The chief of indie favourite Masai is scouting for multiple and department store stockists as part of an expansion that has been giving him sleepless nights
Sune Bjerregaard is fresh off a flight from Copenhagen when Drapers meets the chief executive of The Masai Clothing Company at its London studio in well-heeled Parsons Green.
Racking up air miles is all part of the easy-going Dane’s job at the womenswear brand. Created in 1992 by Danish siblings Hans and Nina Rye, Masai – the founders liked the name because it is easy to pronounce in many languages – has far outgrown its native Scandinavia and is now sold in 1,300 independent retailers and department stores in 25 countries, including France, Germany and the UK.
Group sales hit 368m DKK (£41.95m) in 2014/15 and since it launched here eight years ago, the UK has grown into Masai’s largest wholesale market.
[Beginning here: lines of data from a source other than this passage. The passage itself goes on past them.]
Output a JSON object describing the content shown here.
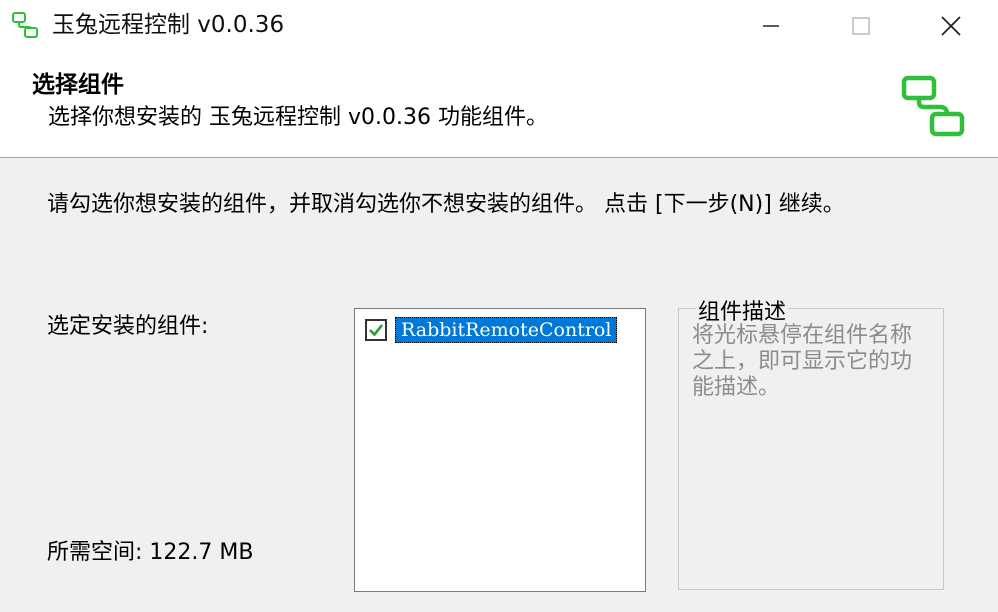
{
  "window": {
    "title": "玉兔远程控制 v0.0.36",
    "icon": "network-computers-icon",
    "controls": [
      "minimize",
      "maximize",
      "close"
    ]
  },
  "header": {
    "title": "选择组件",
    "subtitle": "选择你想安装的 玉兔远程控制 v0.0.36 功能组件。",
    "icon": "network-computers-icon"
  },
  "main": {
    "instruction": "请勾选你想安装的组件，并取消勾选你不想安装的组件。 点击 [下一步(N)] 继续。",
    "select_label": "选定安装的组件:",
    "space_label": "所需空间: 122.7 MB",
    "components": [
      {
        "name": "RabbitRemoteControl",
        "checked": true,
        "selected": true
      }
    ],
    "description": {
      "title": "组件描述",
      "text": "将光标悬停在组件名称之上，即可显示它的功能描述。"
    }
  },
  "colors": {
    "accent_green": "#2fbf3b",
    "selection_blue": "#0078d7",
    "background": "#f0f0f0"
  }
}
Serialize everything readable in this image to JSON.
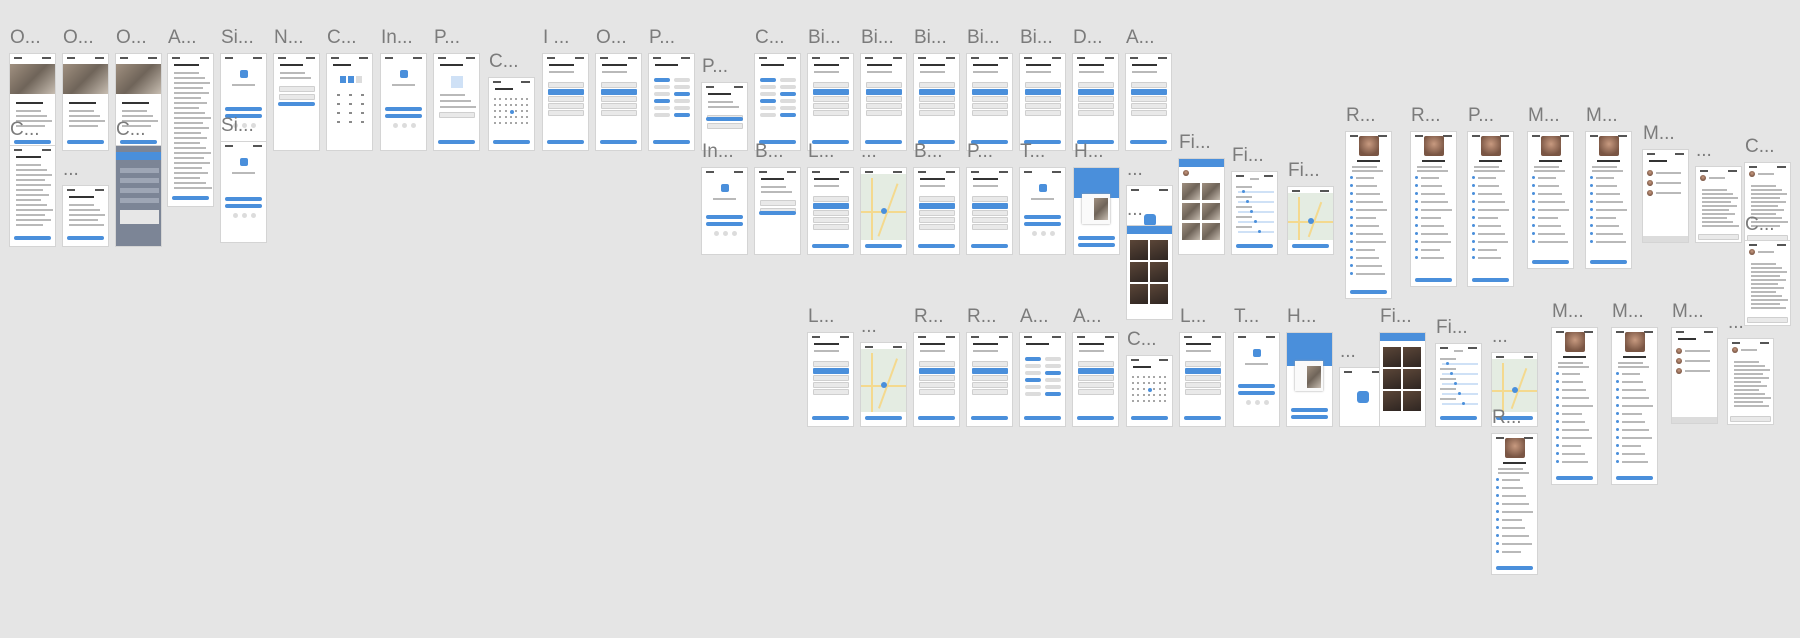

Although it declined to break down UK sales figures, the brand has around 300 UK stockists, a number that is a source of pride for Bjerregaard.
“It’s very unusual for a Danish company to have that many stockists in the UK,” he says. “It’s a lot for a Dane. In fact, it’s a lot even for a British company, so for a Danish one it’s particularly good. When we first came in to the market the brand was completely unknown, so we had to do it the hard way by knocking on customers’ doors.”
Masai has come a long way in the UK since its early days. The brand has become a firm favourite with independents – it is a regular in Drapers’ weekly reports of independents’ bestsellers – and it beat Ted Baker, Paul Smith and Joseph Ribkoff to be named best womenswear brand at the Drapers Independents Awards 2015. Part of its success, Bjerregaard argues, is its loyalty to the Rye siblings’ original vision and brand purpose of creating clothes for “every woman rather than women who look like models” in an industry dominated by brands making younger – or, as he puts it, “sexier” – styles. Customers are encouraged to layer Masai pieces to create a relaxed, bohemian feel and oversized silhouettes are a key part of its collections. Wholesale prices range from £12 for a jersey top to £70 for outerwear.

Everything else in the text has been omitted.